L1 first lens group, L2 second lens group, L3 third lens group,
L4 fourth lens group (competitive focus group), L5 fifth lens group,
1 holding member for the first lens group, 2 holding member for the second lens group,
3 holding member of the third lens group, 4 holding member of the fourth lens group,
5 5th lens group holding member, 7 cam ring, 8 rectilinear guide ring, 101 fixed barrel,
301 Image sensor, 302 Image sensor holding member, 303 Flexible printed circuit board,
304 Optical elements such as low-pass filters and infrared cut filters, 305 elastic members

Claims (4)

  A lens barrel member that holds the imaging optical system, an imaging element that converts a subject image that has passed through the imaging optical system into an electrical signal, a holding member that holds the imaging element fixedly, and the lens barrel member includes the optical member A holding portion that holds the element, and has a spherical convex portion centering on the light receiving surface of the image pickup element in front of the image pickup element holding member, and an image pickup element light receiving surface behind the lens barrel member.
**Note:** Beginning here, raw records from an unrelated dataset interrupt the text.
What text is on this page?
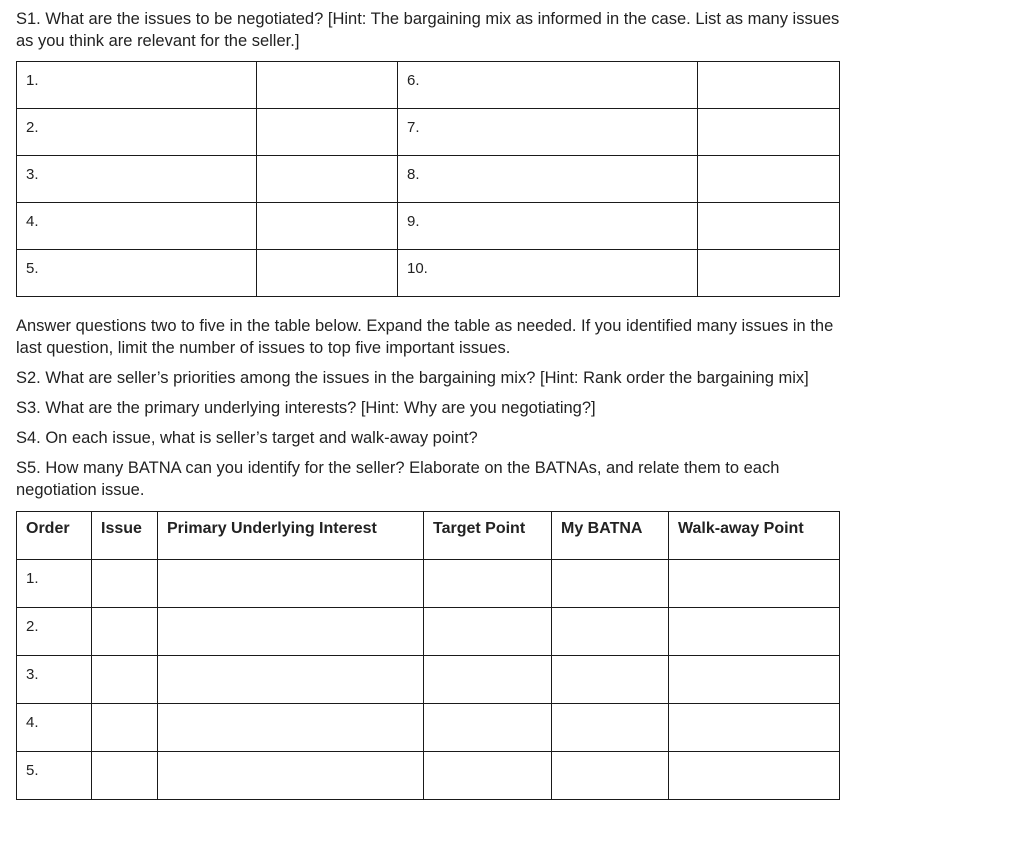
S1. What are the issues to be negotiated? [Hint: The bargaining mix as informed in the case. List as many issues as you think are relevant for the seller.]

1.		6.	
2.		7.	
3.		8.	
4.		9.	
5.		10.	

Answer questions two to five in the table below. Expand the table as needed. If you identified many issues in the last question, limit the number of issues to top five important issues.

S2. What are seller’s priorities among the issues in the bargaining mix? [Hint: Rank order the bargaining mix]

S3. What are the primary underlying interests? [Hint: Why are you negotiating?]

S4. On each issue, what is seller’s target and walk-away point?

S5. How many BATNA can you identify for the seller? Elaborate on the BATNAs, and relate them to each negotiation issue.

Order	Issue	Primary Underlying Interest	Target Point	My BATNA	Walk-away Point
1.					
2.					
3.					
4.					
5.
An optical apparatus having a spherical concave portion centered at the center, and the inclination of the imaging surface is adjusted by moving the convex portion of the imaging element holding member along the concave portion of the lens barrel member.   A lens barrel member that holds the imaging optical system, an imaging element that converts a subject image that has passed through the imaging optical system into an electrical signal, a holding member that holds the imaging element fixedly, and the lens barrel member includes the optical member A holding portion that holds the element, and has a spherical concave portion centered on the light receiving surface of the image pickup element in front of the image pickup element holding member, and an image pickup element light receiving surface behind the lens barrel member. An optical apparatus having a spherical convex portion at the center and adjusting the inclination of the imaging surface by moving the concave portion of the imaging element holding member along the convex portion of the lens barrel member.   A surface-mount type image pickup device having a mounting terminal on the back surface of the package, a flexible printed circuit board mounted on the terminal portion of the image pickup device, and a hole through which the image pickup device penetrates with a space in the peripheral portion The optical apparatus according to claim 1, further comprising a holding member, wherein the optical device is fixedly held by filling a hole in the imaging element and the holding member with a UV adhesive.   The optical apparatus according to any one of claims 1 to 3, wherein the imaging element holding member is a molded member.